We conclude that by failing to comply with NRS 125.110 when it sealed the entire case file, the district court manifestly abused its discretion. We also conclude that the district court manifestly abused its discretion when it, sua sponte, issued a gag order prohibiting all communication relating to the case, without providing reasonable notice that it was considering such a restrictive order. Gag orders may be issued only when: (1) the activity poses a clear and present danger or a serious and imminent threat to a protected competing interest, (2) the order is narrowly drawn, and (3) no less restrictive means are available. Because here, these requirements were not met, and for the reasons stated below, we grant this petition for extraordinary writ relief."

Father & Sons v. Transp. Servs. Auth. - "NRS Chapter 706 defines fully regulated common motor carriers as including persons who hold themselves out to the public as willing to be employed to transport household goods by vehicle within Nevada. Nevada law further defines the 'transportation of household goods' as including the movement of such household goods by use of a rented vehicle that is driven by someone associated with an entity that has a commercial or financial interest in providing services related to the movement of those goods.

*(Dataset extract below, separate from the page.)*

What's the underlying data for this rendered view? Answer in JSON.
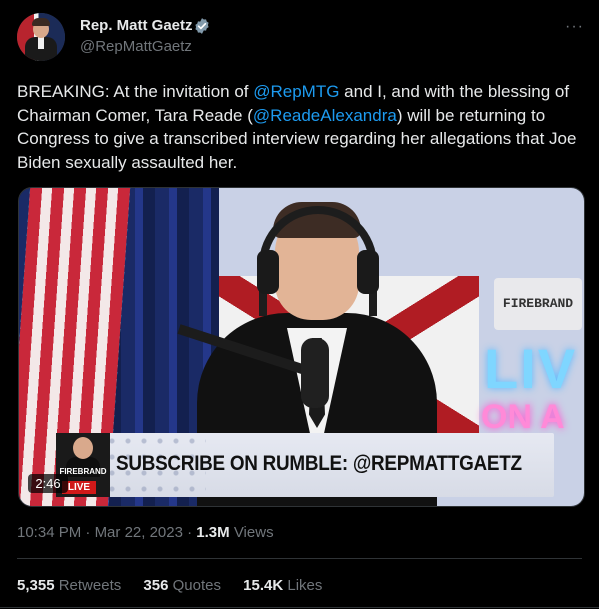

Based on these statutory definitions, we conclude that a company that is financially interested in providing extended referral services to the public to facilitate intrastate moves through individuals who are paid to load, drive, and unpack vehicles containing household goods may qualify as a fully regulated common motor carrier even though the company itself does not physically move the goods."

The Court has issued 25 opinions this year. The next opinion release day is Thursday, May 8.